The writer who essays to give an account of the myths of a particular island is fortunate in having a simple, or at least comparatively simple task before him. He who endeavours to perform such a task in connection with a group of islands encounters many difficulties and will probably have to explain the different versions of a myth. But the man who tries to make a clear survey of the myths of such a region as Polynesia, of a verity he wadeth in deep waters. Apart from the confusing effect of movements of peoples in past times, he has to deal with the effects of isolation of people in small and far scattered communities. Again, the data supplied by different authorities differs much in value, and with regard to some isles one may have little or no data to work on. Our collection of Polynesian myths has been carried out in a sporadic manner by a few men who took an interest in such researches; men of the Ellis and Fornander type did excellent work in the days when natives were conversant with old usages. The trained specialists of late years have not enjoyed such advantages, neither would they possess those derived form a long residence among the native folk. The weakness of our comparative work is the result of two things, the most important of which is the fact that the gaps in our recorded data are many and serious; the second cause is that such data differs much in value. The Hawaiian Isles and New Zealand have page 202preserved the most complete accounts of native life of former times, while the Society, Samoan and Cook Groups are not so well represented. In a number of cases we have a considerable quantity of traditionary lore, myths, etc., on record, but extremely little concerning the material culture of the natives. The ordinary everyday and seasonal industries of the people were often quite neglected, or given but scant notice, this aspect is most marked in the case of the Cook Islands.

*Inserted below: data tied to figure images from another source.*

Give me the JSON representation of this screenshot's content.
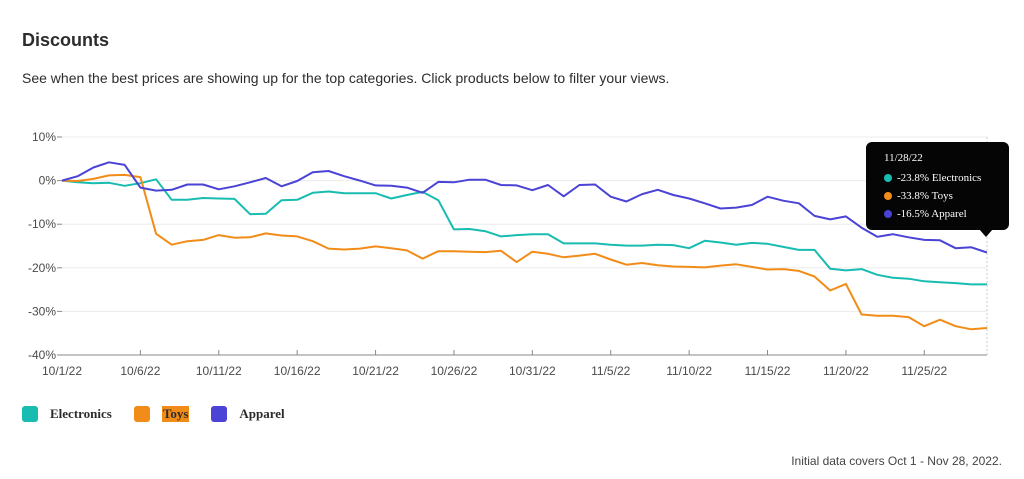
{
  "header": {
    "title": "Discounts",
    "subtitle": "See when the best prices are showing up for the top categories. Click products below to filter your views."
  },
  "footnote": "Initial data covers Oct 1 - Nov 28, 2022.",
  "legend": [
    {
      "label": "Electronics",
      "color": "#18bcb0"
    },
    {
      "label": "Toys",
      "color": "#f28c18",
      "highlighted": true
    },
    {
      "label": "Apparel",
      "color": "#4a43d6"
    }
  ],
  "tooltip": {
    "date": "11/28/22",
    "rows": [
      {
        "text": "-23.8% Electronics",
        "color": "#18bcb0"
      },
      {
        "text": "-33.8% Toys",
        "color": "#f28c18"
      },
      {
        "text": "-16.5% Apparel",
        "color": "#4a43d6"
      }
    ]
  },
  "chart_data": {
    "type": "line",
    "ylim": [
      -40,
      10
    ],
    "yticks": [
      10,
      0,
      -10,
      -20,
      -30,
      -40
    ],
    "ytick_labels": [
      "10%",
      "0%",
      "-10%",
      "-20%",
      "-30%",
      "-40%"
    ],
    "xtick_labels": [
      "10/1/22",
      "10/6/22",
      "10/11/22",
      "10/16/22",
      "10/21/22",
      "10/26/22",
      "10/31/22",
      "11/5/22",
      "11/10/22",
      "11/15/22",
      "11/20/22",
      "11/25/22"
    ],
    "x_start": "10/1/22",
    "x_end": "11/28/22",
    "grid": true,
    "legend_position": "bottom-left",
    "series": [
      {
        "name": "Electronics",
        "color": "#18bcb0",
        "values": [
          0,
          -0.4,
          -0.6,
          -0.5,
          -1.2,
          -0.6,
          0.3,
          -4.4,
          -4.4,
          -4.0,
          -4.1,
          -4.2,
          -7.7,
          -7.6,
          -4.5,
          -4.4,
          -2.8,
          -2.5,
          -2.9,
          -2.9,
          -2.9,
          -4.1,
          -3.3,
          -2.6,
          -4.5,
          -11.2,
          -11.1,
          -11.6,
          -12.8,
          -12.5,
          -12.3,
          -12.3,
          -14.4,
          -14.4,
          -14.4,
          -14.7,
          -14.9,
          -14.9,
          -14.7,
          -14.8,
          -15.5,
          -13.8,
          -14.2,
          -14.7,
          -14.3,
          -14.5,
          -15.2,
          -15.9,
          -15.9,
          -20.2,
          -20.6,
          -20.3,
          -21.6,
          -22.3,
          -22.5,
          -23.1,
          -23.3,
          -23.5,
          -23.8,
          -23.8
        ]
      },
      {
        "name": "Toys",
        "color": "#f28c18",
        "values": [
          0,
          -0.1,
          0.4,
          1.2,
          1.3,
          0.8,
          -12.2,
          -14.7,
          -13.9,
          -13.6,
          -12.5,
          -13.1,
          -13.0,
          -12.1,
          -12.6,
          -12.8,
          -13.9,
          -15.6,
          -15.8,
          -15.6,
          -15.1,
          -15.5,
          -16.0,
          -17.9,
          -16.2,
          -16.2,
          -16.3,
          -16.4,
          -16.1,
          -18.7,
          -16.3,
          -16.8,
          -17.6,
          -17.2,
          -16.8,
          -18.1,
          -19.3,
          -18.9,
          -19.4,
          -19.7,
          -19.8,
          -19.9,
          -19.5,
          -19.2,
          -19.8,
          -20.4,
          -20.3,
          -20.7,
          -22.0,
          -25.2,
          -23.7,
          -30.7,
          -31.0,
          -31.0,
          -31.3,
          -33.4,
          -31.9,
          -33.4,
          -34.1,
          -33.8
        ]
      },
      {
        "name": "Apparel",
        "color": "#4a43d6",
        "values": [
          0,
          1.0,
          3.0,
          4.2,
          3.6,
          -1.6,
          -2.3,
          -2.1,
          -0.9,
          -0.9,
          -2.0,
          -1.3,
          -0.4,
          0.6,
          -1.3,
          -0.1,
          1.9,
          2.2,
          1.0,
          0,
          -1.1,
          -1.2,
          -1.6,
          -2.8,
          -0.3,
          -0.4,
          0.2,
          0.2,
          -1.0,
          -1.1,
          -2.2,
          -1.0,
          -3.6,
          -1.0,
          -0.9,
          -3.7,
          -4.8,
          -3.1,
          -2.1,
          -3.3,
          -4.1,
          -5.2,
          -6.4,
          -6.2,
          -5.6,
          -3.7,
          -4.6,
          -5.2,
          -8.1,
          -8.9,
          -8.2,
          -10.8,
          -12.9,
          -12.3,
          -13.0,
          -13.6,
          -13.7,
          -15.5,
          -15.3,
          -16.5
        ]
      }
    ]
  }
}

Attention is drawn to the Maori genius for personification, and this is most noticeable in his origin myths. Many of these personification terms were known to all, and were frequently employed in everyday life. Thus, on observing a tree falling, a Maori will exclaim "E! Kua hinga a Tane" (O! Tane has fallen). Many a time, when engaged in felling a tree, has the writer been accosted as follows: " Kei te raweke koe i to tipuna i a Tane" (You are meddling with your ancestor Tane). In the following extract from a farewell to dead tribesmen, those dead ones are compared to forest giants, the larger and more useful trees, while survivors, living persons of the tribe, are likened to small trees of inferior quality: "Haere! Haere! Haere ra, tama nui ma, tama roa ma Kaere ki te Po. Kua hinga nga rakau nui a Tane, kua how te pa i Monoa; waiho iho nei matau, nga mahoe, nga mako, nga kaiwhiria." (Farewell ye great ones, farewell, to the spirit world. The great and lordly trees of Tane have fallen, the stronghold at Moana has fallen, and we alone, the inferior mahoe, mako, and kaiwhiria trees, remain).